Here are some pics of this early season warm-up week - early March. I generally start the season fishing smaller watersheds and work upward to the larger lakes. Them bass move shallow in the quick warming smaller lakes/ponds during
the warm early days.
If you look at some of the photos. You'll see I've what I've been using. But in case you do not recognize the lures. I've caught some on Lucky Craft (Ghost Minnow) suspending jerkbaits, Rapala Shad Raps, and a 1/4oz. Venom Lures Real Image bass jig tipped with a #11 Uncle Josh Pork Frog.

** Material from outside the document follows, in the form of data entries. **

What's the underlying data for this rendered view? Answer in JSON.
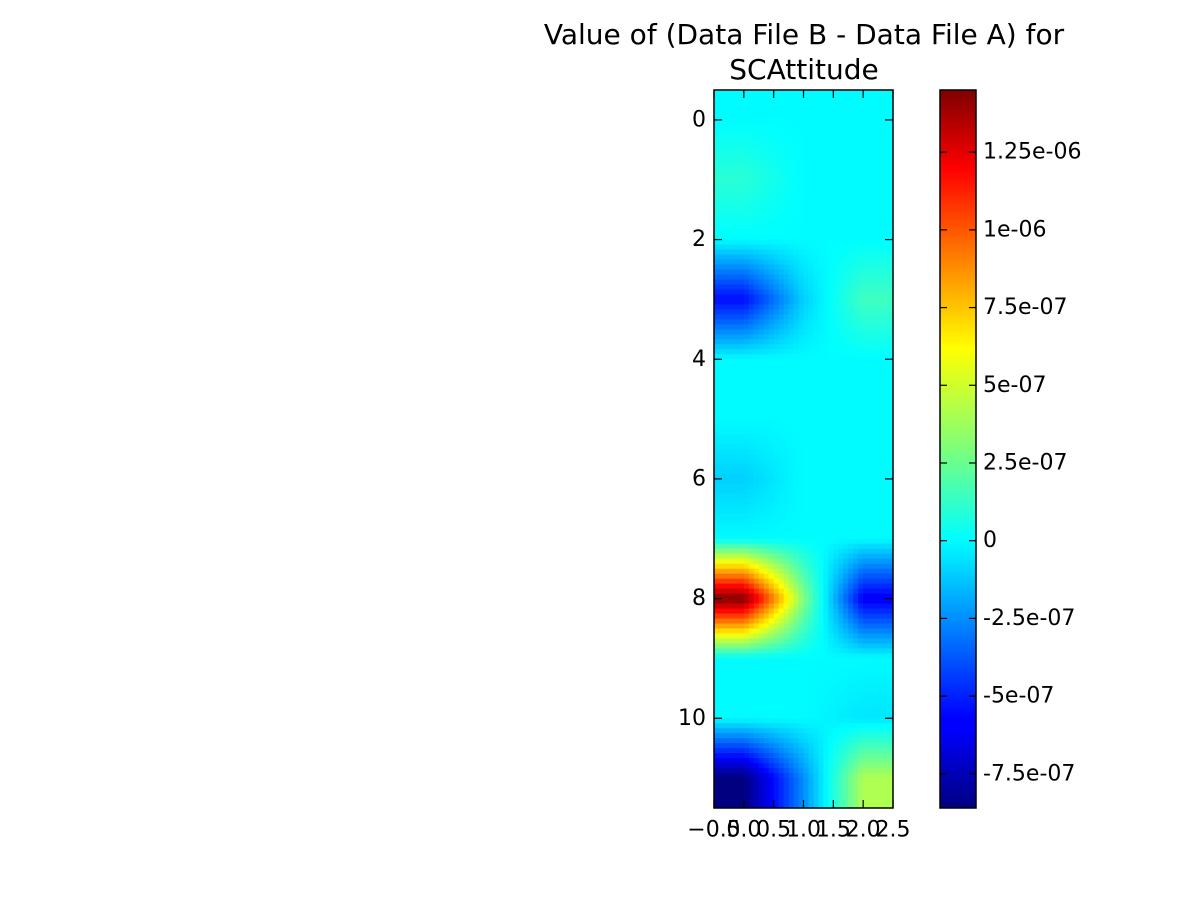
{
  "chart_data": {
    "type": "heatmap",
    "title_lines": [
      "Value of (Data File B - Data File A) for",
      "SCAttitude"
    ],
    "xlabel": "",
    "ylabel": "",
    "colormap": "jet",
    "interpolation": "bilinear",
    "x_ticks": [
      "−0.5",
      "0.0",
      "0.5",
      "1.0",
      "1.5",
      "2.0",
      "2.5"
    ],
    "y_ticks": [
      "0",
      "2",
      "4",
      "6",
      "8",
      "10"
    ],
    "xlim": [
      -0.5,
      2.5
    ],
    "ylim": [
      11.5,
      -0.5
    ],
    "colorbar": {
      "vmin": -8.6e-07,
      "vmax": 1.45e-06,
      "tick_values": [
        1.25e-06,
        1e-06,
        7.5e-07,
        5e-07,
        2.5e-07,
        0,
        -2.5e-07,
        -5e-07,
        -7.5e-07
      ],
      "tick_labels": [
        "1.25e-06",
        "1e-06",
        "7.5e-07",
        "5e-07",
        "2.5e-07",
        "0",
        "-2.5e-07",
        "-5e-07",
        "-7.5e-07"
      ]
    },
    "columns": [
      0,
      1,
      2
    ],
    "rows": [
      0,
      1,
      2,
      3,
      4,
      5,
      6,
      7,
      8,
      9,
      10,
      11
    ],
    "values": [
      [
        0.0,
        0.0,
        0.0
      ],
      [
        1e-07,
        0.0,
        0.0
      ],
      [
        0.0,
        0.0,
        0.0
      ],
      [
        -5.5e-07,
        -1e-07,
        1.5e-07
      ],
      [
        0.0,
        0.0,
        0.0
      ],
      [
        0.0,
        0.0,
        0.0
      ],
      [
        -1e-07,
        0.0,
        0.0
      ],
      [
        0.0,
        0.0,
        0.0
      ],
      [
        1.45e-06,
        3e-07,
        -6e-07
      ],
      [
        0.0,
        0.0,
        0.0
      ],
      [
        0.0,
        0.0,
        -5e-08
      ],
      [
        -8.6e-07,
        -2.5e-07,
        4e-07
      ]
    ]
  }
}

*Safety Notice - I wear a life jacket until the water warms up to 60-degrees. I recommend it to all.*


----------



## laynhardwood (Dec 27, 2009)

Nicely done


----------



## Mr. A (Apr 23, 2012)

Nice! Gotta love smaller water early in the year! LOL!


----------



## polebender (Oct 29, 2011)

Great looking bass JignPig! Congrats!


----------



## Marshall (Apr 11, 2004)

polebender said:


> Great looking bass JignPig! Congrats!


Nice job jeff. I have not been out yet. Will have to change that this weekend.


----------



## JignPig Guide (Aug 3, 2007)

Marshall said:


> Nice job jeff. I have not been out yet. Will have to change that this weekend.


Thanks man. I'm sure you'll load the boat if there are any fish in the water. Take care.


----------



## NCbassattack (May 5, 2014)

Love the Ghost Minnow Pointer.


----------



## Snyd (May 5, 2004)

Those are some really nice early season bass - Congrats!


----------